Drei Fallschirmspringer mit einem grauen Fallschirm sind kurz vor der Landung auf einem braunen Feld.

Im portugiesischen Tancos trainieren deutsche und portugiesische Fallschirmspringer den Sprung mit dem Gleitfallschirm

Bundeswehr/Markus Mader

In Tancos wird die taktische Verbringungsart „Freifallspringen“ geübt, wie die Soldatinnen und Soldaten zum Überwinden einer Entfernung mit einem speziellen Fallschirm in der Luft sagen. An ihrem Gleitfallschirm und circa 50 Kilogramm Gepäck werden sie täglich mehrere Sprünge in taktischer Gliederung absolvieren. Gemeinsam mit portugiesischen Vorauskräften, dem Team Luftwaffe mit ihrem imposanten Transportflugzeug A400M und zwei M28 Skytruck, einem Kurzstrecken-Transportflugzeug der Bundeswehr, wird in Tancos der taktische Sprungeinsatz bei Tag und Nacht geübt. Die Freifallspringer der saarländischen Luftlandebrigade 1 erwartet während der zehntägigen Ausbildung ein umfangreiches Ausbildungsprogramm.

Was bedeutet Deep Infil?

Vier Fallschirmspringer stehen im Kreis bei Dämmerung im Freien auf einer Betonfläche.
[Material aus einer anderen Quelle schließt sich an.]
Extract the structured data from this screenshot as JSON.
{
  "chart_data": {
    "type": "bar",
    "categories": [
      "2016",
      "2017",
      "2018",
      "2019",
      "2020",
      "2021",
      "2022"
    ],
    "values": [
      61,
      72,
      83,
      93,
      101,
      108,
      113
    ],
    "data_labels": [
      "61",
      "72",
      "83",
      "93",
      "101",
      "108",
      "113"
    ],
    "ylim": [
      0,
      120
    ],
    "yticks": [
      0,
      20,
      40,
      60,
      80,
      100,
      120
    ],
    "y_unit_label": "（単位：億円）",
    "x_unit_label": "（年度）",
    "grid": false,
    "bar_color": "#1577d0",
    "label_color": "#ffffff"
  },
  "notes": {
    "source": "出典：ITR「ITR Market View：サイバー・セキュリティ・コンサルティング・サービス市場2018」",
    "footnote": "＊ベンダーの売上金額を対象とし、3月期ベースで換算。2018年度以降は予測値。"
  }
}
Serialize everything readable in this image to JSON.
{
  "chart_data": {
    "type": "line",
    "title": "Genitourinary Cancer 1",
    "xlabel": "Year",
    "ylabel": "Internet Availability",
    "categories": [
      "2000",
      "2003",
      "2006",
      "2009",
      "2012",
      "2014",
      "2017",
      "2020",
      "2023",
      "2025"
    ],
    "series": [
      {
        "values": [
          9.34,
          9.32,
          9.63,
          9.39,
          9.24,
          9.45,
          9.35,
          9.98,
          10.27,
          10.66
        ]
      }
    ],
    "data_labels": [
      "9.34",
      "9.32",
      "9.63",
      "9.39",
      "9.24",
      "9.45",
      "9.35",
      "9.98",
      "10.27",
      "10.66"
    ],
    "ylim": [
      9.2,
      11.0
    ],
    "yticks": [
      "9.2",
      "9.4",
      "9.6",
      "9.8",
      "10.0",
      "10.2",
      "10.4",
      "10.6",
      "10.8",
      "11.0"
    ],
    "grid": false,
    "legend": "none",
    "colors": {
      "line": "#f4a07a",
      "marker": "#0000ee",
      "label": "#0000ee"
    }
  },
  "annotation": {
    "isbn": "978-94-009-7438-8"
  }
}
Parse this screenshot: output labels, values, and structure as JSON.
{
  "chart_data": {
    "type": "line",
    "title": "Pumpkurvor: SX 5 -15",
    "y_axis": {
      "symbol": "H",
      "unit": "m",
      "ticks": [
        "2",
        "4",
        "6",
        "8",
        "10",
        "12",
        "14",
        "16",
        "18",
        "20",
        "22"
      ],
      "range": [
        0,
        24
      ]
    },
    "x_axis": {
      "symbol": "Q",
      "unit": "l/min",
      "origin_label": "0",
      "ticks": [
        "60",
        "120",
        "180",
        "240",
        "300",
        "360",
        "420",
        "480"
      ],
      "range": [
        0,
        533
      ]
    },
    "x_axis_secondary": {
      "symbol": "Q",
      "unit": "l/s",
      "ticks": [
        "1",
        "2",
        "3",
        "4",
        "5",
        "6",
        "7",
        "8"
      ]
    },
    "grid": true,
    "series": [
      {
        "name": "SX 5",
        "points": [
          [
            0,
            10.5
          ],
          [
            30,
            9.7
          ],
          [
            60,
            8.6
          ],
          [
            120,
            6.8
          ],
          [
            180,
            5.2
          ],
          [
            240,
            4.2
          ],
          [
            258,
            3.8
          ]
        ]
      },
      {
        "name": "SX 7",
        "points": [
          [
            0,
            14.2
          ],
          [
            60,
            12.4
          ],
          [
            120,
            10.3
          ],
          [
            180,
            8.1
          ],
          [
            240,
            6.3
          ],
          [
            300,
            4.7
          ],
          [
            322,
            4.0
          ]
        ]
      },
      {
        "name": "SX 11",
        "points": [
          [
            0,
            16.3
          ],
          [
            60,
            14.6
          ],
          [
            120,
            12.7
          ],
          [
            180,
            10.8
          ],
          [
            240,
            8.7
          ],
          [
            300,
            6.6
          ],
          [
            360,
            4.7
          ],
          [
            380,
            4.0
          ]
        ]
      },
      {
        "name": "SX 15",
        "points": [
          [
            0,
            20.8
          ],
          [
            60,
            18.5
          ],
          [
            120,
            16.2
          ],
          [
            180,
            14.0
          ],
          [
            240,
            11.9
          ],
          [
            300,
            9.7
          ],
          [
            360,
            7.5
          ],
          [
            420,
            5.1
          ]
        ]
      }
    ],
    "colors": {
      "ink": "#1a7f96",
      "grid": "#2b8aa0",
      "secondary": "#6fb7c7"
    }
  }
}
Jede Bewegung wird vor dem scharfen Sprung noch einmal durchgegangen

Bundeswehr/Julia Dahlmann

„Langweilig wird es in den nächsten Tagen nicht, denn es steht viel auf dem Programm“, sagt Hauptfeldwebel Eric Derksen* zu seinem Trupp. Der Hauptfeldwebel ist für die Ausbildung seiner Soldaten verantwortlich und seinen Blicken entgeht nichts. Die Freifaller, wie diese speziell ausgebildeten Fallschirmspringer auch genannt werden, sind sogenannte Vorauskräfte, die mit dem Schirm weit hinter die feindlichen Linien abgesetzt werden und dort operieren. Von diesem Vorgang, der Infiltration in die Tiefe des Raumes, stammt auch der englische Name der Übung, kurz Deep Infil.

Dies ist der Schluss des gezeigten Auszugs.